In 1943, the ghetto was liquidated and most of its Jewish inhabitants were placed in barns that were set ablaze. Among those burned alive were his older brother and sister.
Ill with typhus, the young Greenhouse was unable to walk. His mother carried him to the surrounding forests where they joined the underground partisan fighter movement and took part in sabotage missions against Nazi transit routes. They ate roots and weeds to get by and had no shoes or warm clothing throughout the cold winter.
Greenhouse helped the partisans with chopping trees but lost three fingers on his left hand in an accident. Without proper medical treatment, the fingers went gangrene and only a makeshift surgery in the woods saved the rest of his arm.
After the war, he completed high school and earned a university degree in mathematics. In 1960, Greenhouse emigrated to Israel with his mother, his only surviving relative. He later married, had four children of his own and became a physics teacher and esteemed high school principal.

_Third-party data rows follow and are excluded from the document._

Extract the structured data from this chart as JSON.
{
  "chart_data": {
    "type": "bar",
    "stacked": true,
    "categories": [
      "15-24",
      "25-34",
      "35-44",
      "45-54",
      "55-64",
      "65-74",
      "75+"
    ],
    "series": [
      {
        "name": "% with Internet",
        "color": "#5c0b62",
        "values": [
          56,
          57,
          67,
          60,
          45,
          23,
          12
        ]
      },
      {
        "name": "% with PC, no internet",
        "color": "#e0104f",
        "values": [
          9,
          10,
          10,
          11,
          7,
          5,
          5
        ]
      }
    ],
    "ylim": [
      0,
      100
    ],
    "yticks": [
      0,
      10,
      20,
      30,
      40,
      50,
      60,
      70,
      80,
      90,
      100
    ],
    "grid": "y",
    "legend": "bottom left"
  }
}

Over 60 years, he educated thousands of students – including Nokia’s own CBIS/NCS QA Manager Michael Or, who warmly reconnected with his old principal on the call. Or recalled an important message he said he learned from Greenhouse those days that resonated with the future technologist in him and one that he repeats today to his own children: “Gymnastics is good exercise for our body muscles and mathematics is good exercise for our brain muscles.”
For Greenhouse, it was just one such lesson he passed on to generations of Israeli teenagers from a life filled with hardship.
“I’m very connected to the youth. When I see these kids of 17, 18 years old, what I see are my brother and sister who were that age when they were killed,” Greenhouse said. “I’ve been through a lot, but I’ve learned you can overcome anything. And I’ve learned that anywhere you can do good, you should.”